Comme la marche-à-pieds – qui est une chute-en-avant, nécessaire, perpétuellement amortie en avançant un pied après l’autre – l’Europe marche de crise en crise. Mais qu’est-ce qu’une crise ? Qu’il s’agisse de crise psychosomatique, de crise culturelle ou de crise de société, la crise situe l’organisme à la croisée des chemins ; c’est le lieu « critique », où le critère qui domine au moment présent détermine le chemin. La crise européenne est le lieu instable où le sous-continent hésite entre deux voies, la voie de la stabilité (qui est non pas l’immobilité, mais une tension vers l’équilibre), ou-bien la voie de l’approfondissement du déséquilibre et qui peut aboutir à la désintégration.
Le fondement culturel des crises européennes
En 1935, Paul Hasard analysait la crise européenne provoquée par le rationalisme du XVII° siècle. On en retient uniquement le diagnostic célèbre : « la majorité des Français pensait comme Bossuet ; tout d’un coup, les Français pensent comme Voltaire : c’est une révolution »[1]. C’est le triomphe d’une raison centrée sur l’individu maître de son savoir (opposé à la communauté croyante, réputée aliénante), et dont Descartes fut le penseur de référence. La même année, en mai 1935, une célèbre conférence donnée à Vienne par le philosophe Edmund Husserl titrait La crise de l’humanité européenne, crise lue comme celle de la modernité dont les sciences sociales et les philosophes contemporains ont tenté de se démarquer. Peu à peu, à la manière d’Horkheimer et Adorno, on prenait acte de l’impossible achèvement de ce rationalisme instrumental issu des Lumières : « Le mythe lui-même est déjà Raison, et la Raison se retourne en mythologie.[2] »

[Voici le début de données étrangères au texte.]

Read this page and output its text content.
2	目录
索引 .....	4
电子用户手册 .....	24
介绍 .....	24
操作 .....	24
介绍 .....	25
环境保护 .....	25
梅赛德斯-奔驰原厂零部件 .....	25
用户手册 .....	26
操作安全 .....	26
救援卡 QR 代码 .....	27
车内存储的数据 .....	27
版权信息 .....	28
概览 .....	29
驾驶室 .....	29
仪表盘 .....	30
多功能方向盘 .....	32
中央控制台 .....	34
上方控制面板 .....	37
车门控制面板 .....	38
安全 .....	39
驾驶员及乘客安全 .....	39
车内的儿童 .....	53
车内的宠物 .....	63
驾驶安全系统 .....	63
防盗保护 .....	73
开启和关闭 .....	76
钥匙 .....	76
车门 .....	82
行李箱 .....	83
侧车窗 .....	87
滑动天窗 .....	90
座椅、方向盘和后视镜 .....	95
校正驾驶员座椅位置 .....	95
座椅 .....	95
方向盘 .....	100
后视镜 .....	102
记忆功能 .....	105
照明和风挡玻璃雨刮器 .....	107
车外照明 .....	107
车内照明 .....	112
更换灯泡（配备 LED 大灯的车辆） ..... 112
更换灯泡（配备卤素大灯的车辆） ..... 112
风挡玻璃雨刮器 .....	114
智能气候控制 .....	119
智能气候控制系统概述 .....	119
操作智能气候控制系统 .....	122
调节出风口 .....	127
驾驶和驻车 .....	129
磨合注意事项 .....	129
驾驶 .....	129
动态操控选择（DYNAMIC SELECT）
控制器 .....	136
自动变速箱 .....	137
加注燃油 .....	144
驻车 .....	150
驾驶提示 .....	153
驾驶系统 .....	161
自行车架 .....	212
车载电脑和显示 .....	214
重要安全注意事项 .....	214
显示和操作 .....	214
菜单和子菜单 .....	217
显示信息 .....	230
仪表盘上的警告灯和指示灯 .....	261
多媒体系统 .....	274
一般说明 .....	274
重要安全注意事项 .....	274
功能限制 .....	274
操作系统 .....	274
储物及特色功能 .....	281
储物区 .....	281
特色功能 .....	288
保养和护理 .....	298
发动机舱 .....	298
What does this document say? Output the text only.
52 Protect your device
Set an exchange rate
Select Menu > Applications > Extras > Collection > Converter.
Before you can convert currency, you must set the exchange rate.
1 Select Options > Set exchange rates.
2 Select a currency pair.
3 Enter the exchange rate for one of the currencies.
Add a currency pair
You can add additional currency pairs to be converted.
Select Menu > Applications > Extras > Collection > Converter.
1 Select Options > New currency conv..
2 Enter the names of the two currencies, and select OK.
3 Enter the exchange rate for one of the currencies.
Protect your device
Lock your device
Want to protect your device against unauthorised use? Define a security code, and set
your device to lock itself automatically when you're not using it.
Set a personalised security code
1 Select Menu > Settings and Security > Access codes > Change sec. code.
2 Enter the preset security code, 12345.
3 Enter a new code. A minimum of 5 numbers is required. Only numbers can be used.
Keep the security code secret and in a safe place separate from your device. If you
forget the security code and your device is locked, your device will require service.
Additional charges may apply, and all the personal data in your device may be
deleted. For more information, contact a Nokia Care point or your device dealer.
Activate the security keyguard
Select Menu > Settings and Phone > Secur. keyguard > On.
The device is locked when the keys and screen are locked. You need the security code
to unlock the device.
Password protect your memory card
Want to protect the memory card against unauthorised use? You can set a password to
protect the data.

Aujourd’hui, l’idée crise de l’Europe repose sur ce soubassement culturel. Ne pouvant être maîtrisée par la raison dans une représentation cohérente, la crise se polarise sur ses manifestations divergentes : crises successives, économiques, politiques, écologiques, financières, crise de la gouvernance européenne également, tout cela vécu à l’ombre inquiétante du chômage, de la hausse des prix, de l’insécurité, du doute concernant l’avenir de l’Europe. Seuls quelques moralistes et certains théologiens rattachent les crises européennes d’aujourd’hui à la conscience éclatée et à l’humanité dispersée. Ainsi, notre pape François parle de complexité, interaction de plusieurs logiques irréductibles, « l’unique et complexe crise socio-environnementale »[3].